Stony Brook students studying in Melville Library. Only 44% of Americans visited a local library or bookmobile, a vehicle with an interior designed to resemble a library. DESHAUN ROBINSON/THE STATESMAN

Fanni Frankl is a sophomore journalism major and political science minor.

As I took the latest Twilight book off the shelf of my nearest library at the age of 11, I was filled with an undeniable sense of satisfaction because I was able to continue the series that had left me glued to my seat for weeks. Looking around, I saw countless students doing their homework and waiting for pages to be printed out and I could not help but feel completely at home. I would come here daily to print out work for my classes like the other students or to return books that I pored through at home.

Libraries have been receiving less and less funding every year in the U.S. They provide an educational outlet for children, teens and adults alike and provide free services to people who do not have the money for them. Libraries offer a large array of resources and programs for mind-enriching experiences away from the TV, smartphones and computers.
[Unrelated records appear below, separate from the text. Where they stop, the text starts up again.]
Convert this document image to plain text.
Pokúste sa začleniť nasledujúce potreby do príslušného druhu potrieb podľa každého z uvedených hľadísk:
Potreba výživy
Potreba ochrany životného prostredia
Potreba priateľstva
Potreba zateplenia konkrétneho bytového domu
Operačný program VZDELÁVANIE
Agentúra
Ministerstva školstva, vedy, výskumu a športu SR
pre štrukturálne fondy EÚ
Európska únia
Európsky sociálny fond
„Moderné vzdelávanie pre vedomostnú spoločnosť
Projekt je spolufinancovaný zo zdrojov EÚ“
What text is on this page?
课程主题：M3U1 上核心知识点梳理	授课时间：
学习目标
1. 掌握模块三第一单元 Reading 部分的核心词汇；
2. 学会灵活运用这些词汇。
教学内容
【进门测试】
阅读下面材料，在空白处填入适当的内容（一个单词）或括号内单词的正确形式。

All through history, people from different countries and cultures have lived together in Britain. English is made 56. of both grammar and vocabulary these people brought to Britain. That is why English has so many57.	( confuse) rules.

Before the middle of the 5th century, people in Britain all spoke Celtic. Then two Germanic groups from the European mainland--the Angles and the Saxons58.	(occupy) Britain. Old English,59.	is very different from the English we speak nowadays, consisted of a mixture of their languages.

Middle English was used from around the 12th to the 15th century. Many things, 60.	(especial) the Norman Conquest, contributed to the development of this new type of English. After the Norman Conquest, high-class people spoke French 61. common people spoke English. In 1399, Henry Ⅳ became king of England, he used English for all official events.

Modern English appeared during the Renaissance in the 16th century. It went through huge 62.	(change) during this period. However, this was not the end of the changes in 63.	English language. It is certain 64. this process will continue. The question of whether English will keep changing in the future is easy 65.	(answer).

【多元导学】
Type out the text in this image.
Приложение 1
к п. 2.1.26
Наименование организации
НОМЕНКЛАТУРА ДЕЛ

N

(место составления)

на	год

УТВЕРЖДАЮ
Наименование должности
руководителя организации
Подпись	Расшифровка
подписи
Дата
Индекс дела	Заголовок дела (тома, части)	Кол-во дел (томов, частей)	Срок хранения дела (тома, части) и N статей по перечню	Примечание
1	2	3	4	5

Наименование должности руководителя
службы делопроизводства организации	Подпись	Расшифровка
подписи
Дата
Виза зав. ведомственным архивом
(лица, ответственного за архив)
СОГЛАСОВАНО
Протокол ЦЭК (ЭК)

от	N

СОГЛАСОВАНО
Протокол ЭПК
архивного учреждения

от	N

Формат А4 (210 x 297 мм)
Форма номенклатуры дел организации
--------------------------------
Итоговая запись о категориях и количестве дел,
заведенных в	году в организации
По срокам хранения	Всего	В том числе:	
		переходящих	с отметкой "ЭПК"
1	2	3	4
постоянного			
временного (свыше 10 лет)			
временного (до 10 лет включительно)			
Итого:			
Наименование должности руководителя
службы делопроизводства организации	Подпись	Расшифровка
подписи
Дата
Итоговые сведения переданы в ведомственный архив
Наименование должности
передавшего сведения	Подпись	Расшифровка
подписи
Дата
We must do everything we can to support libraries by emphasizing how much economically-disadvantaged adults and children rely on them.

Fewer people every year are using libraries and taking advantage of its resources. Only 44% of Americans visited a local library or bookmobile, a vehicle with an interior designed to resemble a library. Three years earlier, however, this percentage was higher. Less people are using the library programs and as a result, funding has decreased since not enough people are taking advantage of them. Some people cannot afford such technologies like laptops or Wi-Fi, especially in the inner cities. It is the city’s responsibility to provide another way for these citizens to get their work done and be successful.  
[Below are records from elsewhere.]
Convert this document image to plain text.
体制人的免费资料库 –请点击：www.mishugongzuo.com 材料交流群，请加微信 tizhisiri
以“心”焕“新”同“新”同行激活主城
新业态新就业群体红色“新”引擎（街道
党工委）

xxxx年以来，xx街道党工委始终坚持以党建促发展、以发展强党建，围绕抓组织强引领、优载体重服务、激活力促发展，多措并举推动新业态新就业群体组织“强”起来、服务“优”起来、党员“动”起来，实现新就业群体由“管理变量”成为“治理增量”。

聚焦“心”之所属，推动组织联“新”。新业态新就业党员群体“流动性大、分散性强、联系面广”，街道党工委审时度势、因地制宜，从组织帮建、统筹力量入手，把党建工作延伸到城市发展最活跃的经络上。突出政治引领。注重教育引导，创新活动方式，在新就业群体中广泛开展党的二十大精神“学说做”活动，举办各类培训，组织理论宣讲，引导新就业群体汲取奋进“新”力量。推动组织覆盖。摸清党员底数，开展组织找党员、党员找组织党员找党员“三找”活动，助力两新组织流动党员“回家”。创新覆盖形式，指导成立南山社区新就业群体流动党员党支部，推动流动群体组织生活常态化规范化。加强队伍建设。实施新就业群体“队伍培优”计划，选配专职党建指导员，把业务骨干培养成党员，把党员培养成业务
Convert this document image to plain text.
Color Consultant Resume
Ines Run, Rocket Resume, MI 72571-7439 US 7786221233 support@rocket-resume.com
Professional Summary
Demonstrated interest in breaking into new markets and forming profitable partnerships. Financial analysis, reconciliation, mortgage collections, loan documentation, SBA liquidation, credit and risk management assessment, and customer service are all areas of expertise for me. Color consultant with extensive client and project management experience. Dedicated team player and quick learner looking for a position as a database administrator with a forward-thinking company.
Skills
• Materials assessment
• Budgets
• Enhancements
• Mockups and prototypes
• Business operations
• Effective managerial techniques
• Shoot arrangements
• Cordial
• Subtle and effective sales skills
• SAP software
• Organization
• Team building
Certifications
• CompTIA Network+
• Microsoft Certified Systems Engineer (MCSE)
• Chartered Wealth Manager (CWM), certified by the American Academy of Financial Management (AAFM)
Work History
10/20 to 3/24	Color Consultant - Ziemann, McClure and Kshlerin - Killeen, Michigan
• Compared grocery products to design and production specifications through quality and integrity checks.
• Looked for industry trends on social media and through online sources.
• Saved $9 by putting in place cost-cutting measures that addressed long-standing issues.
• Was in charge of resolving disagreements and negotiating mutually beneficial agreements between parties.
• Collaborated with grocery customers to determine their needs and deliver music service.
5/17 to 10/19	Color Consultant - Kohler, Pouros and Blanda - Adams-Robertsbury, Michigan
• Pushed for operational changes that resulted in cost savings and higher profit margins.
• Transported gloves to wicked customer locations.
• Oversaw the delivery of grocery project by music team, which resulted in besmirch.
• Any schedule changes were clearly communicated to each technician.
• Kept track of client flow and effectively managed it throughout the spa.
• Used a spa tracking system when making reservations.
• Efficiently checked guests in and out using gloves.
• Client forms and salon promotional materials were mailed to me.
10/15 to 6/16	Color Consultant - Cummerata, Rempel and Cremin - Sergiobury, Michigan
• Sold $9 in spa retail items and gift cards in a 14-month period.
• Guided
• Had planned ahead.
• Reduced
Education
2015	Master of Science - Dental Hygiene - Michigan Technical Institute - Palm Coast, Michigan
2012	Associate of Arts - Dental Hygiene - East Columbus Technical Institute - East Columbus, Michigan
People in impoverished neighborhoods do not have money for tutors or private classes to learn English or take citizenship classes. Libraries play a crucial role in allowing these educational and citizenship classes to be free. It gives them the opportunity to become successful when their neighborhood and social status make it increasingly more difficult. 
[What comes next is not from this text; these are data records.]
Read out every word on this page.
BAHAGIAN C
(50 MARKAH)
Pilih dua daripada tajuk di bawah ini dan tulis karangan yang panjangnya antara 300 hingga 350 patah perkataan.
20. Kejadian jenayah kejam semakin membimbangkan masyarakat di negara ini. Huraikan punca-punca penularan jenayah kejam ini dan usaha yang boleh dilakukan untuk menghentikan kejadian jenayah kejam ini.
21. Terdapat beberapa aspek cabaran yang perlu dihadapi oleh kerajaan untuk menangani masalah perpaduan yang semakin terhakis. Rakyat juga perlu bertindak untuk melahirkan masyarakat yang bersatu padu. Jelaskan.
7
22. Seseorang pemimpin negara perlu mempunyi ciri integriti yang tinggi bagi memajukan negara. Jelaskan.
Impoverished neighborhoods especially benefit from a public institution like this because 62% of those living in households in the lowest income bracket (less than $30,000 per year) use the internet, compared with 90% of those making at least $50,000-$74,999 and 97% of those making more than $75,000. The libraries give these low-income neighborhoods an opportunity to decrease this divide and integrate public access to the internet so the divide between the rich and poor is not so large. Children in low-income neighborhoods who are part of the 38% of households who do not use the internet now have an educational environment to succeed. 

Programs libraries also offer citizenship and English classes for children and immigrants to receive a free, enriching experience that they may not have access to otherwise.

When I was young, I would go to libraries for arts and crafts and to learn another language with many other children. I also would notice countless flyers advertising free classes being taught there to teach the elderly how to use the internet and work a computer. Many of these programs will become unavailable if we fail to take advantage of these opportunities and stand up for them. I did not have reliable internet in my home, so the library provided me with the information I needed to do my homework and print school work when I had no other alternative. Students like me rely on a place like this for themselves and it offers a safety net for students who have a drive to succeed. It is the city’s and the public’s job to make sure that these vital programs remain afloat to ensure that students and people in impoverished neighbors have access to educational programs and technology.